Developing nations face a host of problems: low incomes; unequal distributions of income; inadequate health care and education; high unemployment; and a concentration of workers in agriculture, where productivity is low. Economic development, the process that generates widely shared gains in income, can alleviate these problems.

The sources of economic growth in developing countries are not substantially different from those that apply to the developed countries. Market economies with legal systems that provide for the reliable protection of property rights and enforcement of contracts tend to promote economic growth. Saving and investment, particularly investment in appropriate technologies and human capital, appear to be critical. So, too, does the ability of developing nations to match their population growth rate with the ability of the economy to increase real output.

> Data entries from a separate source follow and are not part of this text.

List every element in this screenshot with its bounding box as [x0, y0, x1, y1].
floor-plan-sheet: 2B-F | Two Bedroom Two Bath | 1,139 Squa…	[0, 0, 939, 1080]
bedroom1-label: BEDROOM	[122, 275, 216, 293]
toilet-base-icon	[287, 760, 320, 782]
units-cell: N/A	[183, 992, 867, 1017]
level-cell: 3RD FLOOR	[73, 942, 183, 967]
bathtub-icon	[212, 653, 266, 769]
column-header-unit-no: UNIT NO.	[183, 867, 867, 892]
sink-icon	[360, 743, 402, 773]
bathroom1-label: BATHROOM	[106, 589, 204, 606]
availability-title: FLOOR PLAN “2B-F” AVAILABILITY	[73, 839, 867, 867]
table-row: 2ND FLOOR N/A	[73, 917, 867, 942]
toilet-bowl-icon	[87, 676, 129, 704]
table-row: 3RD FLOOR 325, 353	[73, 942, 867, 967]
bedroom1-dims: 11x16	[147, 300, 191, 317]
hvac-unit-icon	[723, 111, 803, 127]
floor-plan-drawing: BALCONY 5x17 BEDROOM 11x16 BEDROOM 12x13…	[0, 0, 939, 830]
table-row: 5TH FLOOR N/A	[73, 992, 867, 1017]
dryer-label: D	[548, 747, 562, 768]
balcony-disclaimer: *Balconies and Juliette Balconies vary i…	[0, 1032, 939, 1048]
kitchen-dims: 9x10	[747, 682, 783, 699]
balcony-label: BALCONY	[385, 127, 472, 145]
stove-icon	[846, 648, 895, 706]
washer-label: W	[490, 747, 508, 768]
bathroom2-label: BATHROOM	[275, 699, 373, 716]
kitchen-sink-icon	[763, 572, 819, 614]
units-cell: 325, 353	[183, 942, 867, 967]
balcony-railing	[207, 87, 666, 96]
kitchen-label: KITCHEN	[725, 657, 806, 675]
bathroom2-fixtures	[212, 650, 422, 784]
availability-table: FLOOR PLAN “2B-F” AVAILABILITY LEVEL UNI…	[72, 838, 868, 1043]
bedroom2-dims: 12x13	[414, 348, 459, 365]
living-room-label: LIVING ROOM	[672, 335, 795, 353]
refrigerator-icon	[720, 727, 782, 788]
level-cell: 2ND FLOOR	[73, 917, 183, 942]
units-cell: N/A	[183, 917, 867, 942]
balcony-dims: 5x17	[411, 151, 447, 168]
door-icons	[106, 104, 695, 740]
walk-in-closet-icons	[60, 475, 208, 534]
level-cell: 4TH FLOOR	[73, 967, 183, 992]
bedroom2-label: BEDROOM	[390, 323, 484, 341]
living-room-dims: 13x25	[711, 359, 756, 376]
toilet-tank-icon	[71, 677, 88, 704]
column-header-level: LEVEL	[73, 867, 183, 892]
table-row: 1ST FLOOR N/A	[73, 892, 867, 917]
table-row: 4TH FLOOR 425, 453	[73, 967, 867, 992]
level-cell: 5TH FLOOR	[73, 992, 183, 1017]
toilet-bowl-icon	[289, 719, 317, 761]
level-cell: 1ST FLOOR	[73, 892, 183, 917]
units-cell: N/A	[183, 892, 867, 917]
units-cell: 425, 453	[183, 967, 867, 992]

Dependency theory, the notion that developing countries are in the grip of the industrialized countries, led to import substitution schemes that proved detrimental to the long-run growth prospects of developing nations. The movement of Latin American countries such as Mexico and Chile to market systems is a rejection of dependency theory. There is a general movement toward market-based strategies to support economic development in the future. But even market-based strategies will work only if efforts are made to ensure an adequate infrastructure, including the development of financial institutions capable of providing the required signals to guide individual decision making.

Concept Problems

  1. What is the difference between economic development and economic growth?
  2. Look at the Case in Point on the relationship between growth and development. Why do you think that the distribution of income is more likely to become more unequal during economic downturns?
  3. What are the implications for the long-run development of a society that is unable to reduce its population growth rate below, say, 4% per year?
  4. Explain how technological progress averts the Malthusian trap.
  5. China reduced its rate of population growth by force (see the Case in Point). Given the likely effects of population growth on living standards, do you think such a policy is reasonable? Are there other ways a government might seek to limit population growth?
  6. On what basis might a poor country argue that its poverty is a result of high incomes in another country? Do you think Mexico’s poverty contributed to U.S. wealth?
  7. Given the arguments presented in the text, what do you think the United States should do to assist Mexico in its development efforts?

Numerical Problems

  1. Consider two economies, one with an initial per capita income of $16,000 (about the income of Israel) growing at a rate of 1.8% per year, the other with an initial per capita income of $600 (about the income of Guinea) growing twice as fast (that is, at a rate of 3.6% per year). Using the rule of 72 from the chapter on economic growth, calculate how long it will take for the lower-income country to achieve the per capita income enjoyed by the richer one. How long will it take to literally “catch up” to the richer nation, assuming that the growth rates continue unchanged in the future?
  2. Use the most recent copy of the World Development Report available in your library (or at www.worldbank.org) to determine the five poorest countries in the world. Look up data on the distribution of income, education, health and nutrition, and demography for each country (information on some of these variables will not be available for every country). Do you think that low incomes cause the observations you have made, or do you think that low levels of education, health, and nutrition and high rates of population growth tend to cause poverty?
  3. A country’s rate of GDP growth is 3% per year. Its population is growing 4% per year. At what rate is its GDP per capita changing?